Reproducible Train/Test Split

set.seed(465)
initial_split(data, prop = 0.8)
Split Observations
Training set 24,574
Test set 6,144

80/20 split ensures honest evaluation on unseen data

Two Logistic Regression Models

Model 1 — Baseline high_income ~ age + education + hours

Model 2 — Extended high_income ~ age + education + hours + occupation + gender + capital_gain + capital_loss

Model 2 adds labor market and demographic variables

Results: Model Comparison

Metric Model 1 Model 2 Gain
Accuracy 0.786 0.825 +3.9%
Precision 0.622 0.720 +9.8%
Recall 0.334 0.477 +14.3%

Model 2 outperforms Model 1 across all metrics — we select Model 2 as our final model

Recall improved most: Model 2 correctly identifies 43% more high-income individuals than Model 1

Economic Interpretation of Coefficients

Factors increasing income probability

Variable Coefficient Significance
Education +0.25 ***
Age +0.04 ***
Exec-managerial +0.77 ***
Male (gender) +1.27 ***
Capital gain +0.0003 ***

Factors decreasing income probability

Variable Coefficient Significance
Farming/fishing −1.29 ***
Other-service −1.04 ***
Handler/cleaner −0.86 ***

All key variables significant at p < 0.001 (z-test)
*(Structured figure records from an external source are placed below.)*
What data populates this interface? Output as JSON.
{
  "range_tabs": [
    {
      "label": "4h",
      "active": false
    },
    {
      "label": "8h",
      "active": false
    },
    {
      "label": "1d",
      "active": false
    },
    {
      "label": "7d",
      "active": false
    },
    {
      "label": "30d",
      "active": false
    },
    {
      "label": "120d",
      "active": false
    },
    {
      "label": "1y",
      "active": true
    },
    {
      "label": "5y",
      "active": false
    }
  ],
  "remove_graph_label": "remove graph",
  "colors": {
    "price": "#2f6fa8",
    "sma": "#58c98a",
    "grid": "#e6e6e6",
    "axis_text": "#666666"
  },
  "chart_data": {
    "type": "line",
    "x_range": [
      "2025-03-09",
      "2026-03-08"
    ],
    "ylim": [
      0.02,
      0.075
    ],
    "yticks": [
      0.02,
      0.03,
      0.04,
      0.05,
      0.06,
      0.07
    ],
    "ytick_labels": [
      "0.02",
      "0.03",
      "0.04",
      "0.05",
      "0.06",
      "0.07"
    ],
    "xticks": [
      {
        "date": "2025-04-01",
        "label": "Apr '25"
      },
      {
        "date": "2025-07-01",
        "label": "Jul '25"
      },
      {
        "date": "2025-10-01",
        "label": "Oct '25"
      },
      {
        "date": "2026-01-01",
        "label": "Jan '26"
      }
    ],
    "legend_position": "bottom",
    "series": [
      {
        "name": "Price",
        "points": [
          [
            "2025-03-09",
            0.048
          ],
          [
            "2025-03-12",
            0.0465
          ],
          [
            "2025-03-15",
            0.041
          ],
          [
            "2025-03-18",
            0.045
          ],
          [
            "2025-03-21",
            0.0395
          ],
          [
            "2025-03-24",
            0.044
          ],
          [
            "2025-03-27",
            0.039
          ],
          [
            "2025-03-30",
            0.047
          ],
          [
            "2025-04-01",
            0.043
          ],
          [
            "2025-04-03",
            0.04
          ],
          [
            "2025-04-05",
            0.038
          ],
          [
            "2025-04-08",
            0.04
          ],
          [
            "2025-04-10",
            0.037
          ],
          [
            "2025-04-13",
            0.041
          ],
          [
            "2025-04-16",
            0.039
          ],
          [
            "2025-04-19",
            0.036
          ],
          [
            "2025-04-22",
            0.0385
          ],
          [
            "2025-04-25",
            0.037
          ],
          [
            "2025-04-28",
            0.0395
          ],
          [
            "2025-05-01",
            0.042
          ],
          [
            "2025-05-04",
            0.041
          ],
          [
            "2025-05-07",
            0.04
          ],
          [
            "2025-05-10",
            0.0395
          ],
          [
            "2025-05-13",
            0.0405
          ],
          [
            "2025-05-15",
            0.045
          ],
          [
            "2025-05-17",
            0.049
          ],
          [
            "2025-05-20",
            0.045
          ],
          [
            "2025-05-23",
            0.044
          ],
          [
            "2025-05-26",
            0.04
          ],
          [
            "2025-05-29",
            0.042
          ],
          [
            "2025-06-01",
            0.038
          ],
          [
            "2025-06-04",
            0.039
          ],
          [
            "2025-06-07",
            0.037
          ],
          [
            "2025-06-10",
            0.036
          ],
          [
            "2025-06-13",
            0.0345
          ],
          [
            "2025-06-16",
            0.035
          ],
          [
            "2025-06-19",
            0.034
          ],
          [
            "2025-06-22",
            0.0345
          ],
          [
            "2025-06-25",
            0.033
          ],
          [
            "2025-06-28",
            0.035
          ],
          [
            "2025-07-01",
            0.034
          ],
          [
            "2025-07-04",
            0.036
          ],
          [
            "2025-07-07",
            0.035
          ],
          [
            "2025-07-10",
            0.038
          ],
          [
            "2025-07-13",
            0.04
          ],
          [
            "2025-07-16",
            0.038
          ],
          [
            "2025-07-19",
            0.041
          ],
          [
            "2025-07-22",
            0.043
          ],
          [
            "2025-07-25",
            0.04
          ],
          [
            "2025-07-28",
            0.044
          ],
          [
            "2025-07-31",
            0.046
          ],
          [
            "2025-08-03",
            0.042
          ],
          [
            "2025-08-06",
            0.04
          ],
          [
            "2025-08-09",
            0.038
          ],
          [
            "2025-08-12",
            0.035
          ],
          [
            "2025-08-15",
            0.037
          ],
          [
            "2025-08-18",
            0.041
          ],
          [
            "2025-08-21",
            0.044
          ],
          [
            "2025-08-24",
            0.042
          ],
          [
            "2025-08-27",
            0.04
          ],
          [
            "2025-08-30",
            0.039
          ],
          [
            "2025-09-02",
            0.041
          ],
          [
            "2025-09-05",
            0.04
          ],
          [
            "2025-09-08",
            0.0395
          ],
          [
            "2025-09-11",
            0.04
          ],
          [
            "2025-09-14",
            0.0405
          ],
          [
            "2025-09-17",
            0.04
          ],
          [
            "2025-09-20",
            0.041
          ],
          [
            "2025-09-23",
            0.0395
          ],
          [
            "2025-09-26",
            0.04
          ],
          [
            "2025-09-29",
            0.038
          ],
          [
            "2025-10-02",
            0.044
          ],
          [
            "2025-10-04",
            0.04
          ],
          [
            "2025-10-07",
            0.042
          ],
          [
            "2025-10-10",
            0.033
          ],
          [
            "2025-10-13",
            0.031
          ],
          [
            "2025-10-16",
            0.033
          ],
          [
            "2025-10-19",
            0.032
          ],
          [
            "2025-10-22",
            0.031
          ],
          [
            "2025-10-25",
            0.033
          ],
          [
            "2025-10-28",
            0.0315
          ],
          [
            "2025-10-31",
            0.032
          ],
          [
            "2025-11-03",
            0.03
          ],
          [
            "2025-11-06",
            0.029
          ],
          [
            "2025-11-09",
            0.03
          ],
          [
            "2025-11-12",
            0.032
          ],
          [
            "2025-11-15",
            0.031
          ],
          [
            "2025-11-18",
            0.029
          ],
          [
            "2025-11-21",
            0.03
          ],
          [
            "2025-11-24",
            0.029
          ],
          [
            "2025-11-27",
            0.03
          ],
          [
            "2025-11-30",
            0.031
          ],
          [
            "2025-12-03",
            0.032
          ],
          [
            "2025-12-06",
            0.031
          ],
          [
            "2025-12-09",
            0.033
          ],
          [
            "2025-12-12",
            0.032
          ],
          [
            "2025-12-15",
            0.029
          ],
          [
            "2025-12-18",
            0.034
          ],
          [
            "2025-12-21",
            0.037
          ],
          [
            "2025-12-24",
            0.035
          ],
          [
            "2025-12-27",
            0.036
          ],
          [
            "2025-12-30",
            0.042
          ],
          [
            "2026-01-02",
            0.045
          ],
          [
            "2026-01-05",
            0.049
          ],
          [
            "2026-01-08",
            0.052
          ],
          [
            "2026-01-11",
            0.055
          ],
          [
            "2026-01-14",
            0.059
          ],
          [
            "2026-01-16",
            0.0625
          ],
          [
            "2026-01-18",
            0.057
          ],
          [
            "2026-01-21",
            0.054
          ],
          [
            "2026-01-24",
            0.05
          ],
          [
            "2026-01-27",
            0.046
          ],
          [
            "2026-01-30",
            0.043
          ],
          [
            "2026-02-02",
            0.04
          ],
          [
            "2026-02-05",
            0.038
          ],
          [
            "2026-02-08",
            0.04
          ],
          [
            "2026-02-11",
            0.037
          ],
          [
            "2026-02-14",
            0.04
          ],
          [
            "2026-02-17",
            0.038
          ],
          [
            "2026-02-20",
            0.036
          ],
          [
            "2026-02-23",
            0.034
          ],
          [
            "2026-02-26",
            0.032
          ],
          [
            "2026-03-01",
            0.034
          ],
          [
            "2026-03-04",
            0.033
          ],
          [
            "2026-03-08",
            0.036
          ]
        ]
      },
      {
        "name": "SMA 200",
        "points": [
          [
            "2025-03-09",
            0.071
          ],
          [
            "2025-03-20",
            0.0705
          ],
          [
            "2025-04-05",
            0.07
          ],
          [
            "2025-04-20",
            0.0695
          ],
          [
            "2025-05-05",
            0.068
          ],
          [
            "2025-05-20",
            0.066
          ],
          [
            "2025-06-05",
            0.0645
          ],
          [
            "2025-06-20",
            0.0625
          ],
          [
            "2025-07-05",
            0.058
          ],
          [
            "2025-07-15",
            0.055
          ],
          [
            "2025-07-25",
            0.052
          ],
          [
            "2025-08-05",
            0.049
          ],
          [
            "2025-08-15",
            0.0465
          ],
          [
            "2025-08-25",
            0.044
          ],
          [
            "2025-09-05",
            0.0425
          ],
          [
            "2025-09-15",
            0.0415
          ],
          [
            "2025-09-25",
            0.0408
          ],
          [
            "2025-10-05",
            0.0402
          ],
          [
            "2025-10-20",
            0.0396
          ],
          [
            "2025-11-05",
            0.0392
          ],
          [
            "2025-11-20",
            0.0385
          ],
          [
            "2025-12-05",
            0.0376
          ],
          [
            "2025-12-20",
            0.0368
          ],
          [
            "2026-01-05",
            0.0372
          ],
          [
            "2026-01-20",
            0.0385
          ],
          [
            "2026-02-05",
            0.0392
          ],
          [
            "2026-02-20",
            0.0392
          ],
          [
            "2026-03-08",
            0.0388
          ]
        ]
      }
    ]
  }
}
Results confirm education premium, returns to experience, and occupational wage differentials

Cross-Validation: Is the Model Reliable?

5-Fold Cross-Validation on Model 2

Metric CV Mean Std Error
Accuracy 0.825 0.002

Each fold: ~24,000 training / ~6,000 validation

Small standard error → consistent performance across folds

CV Accuracy = 0.825

Test Accuracy = 0.825

Difference = 0.000

No overfitting detected

The model generalizes well — results are not specific to one random data split

Limitations

Data Limitations

1. Historical dataset 1994 US Census — labor market has changed substantially since then

2. Class imbalance 75% of observations are ≤$50K — recall of 0.477 indicates the model still misses many high earners

Methodological Limitations

3. Correlation, not causation Logistic regression identifies associations — not causal effects; omitted variable bias may exist

4. Gender wage gap The coefficient captures the gap but cannot explain the structural mechanisms behind it

Conclusion & Future Directions

Human capital and labor market characteristics predict high income with 82.5% accuracy — consistent with economic theory

What we would do differently

  • Use more recent data (post-2010)
  • Address class imbalance with oversampling
  • Add interaction terms: education × occupation

Future research question

Has the predictive power of education on high income changed over time, as returns to college degrees have shifted in the US labor market?

Thank you — we welcome any questions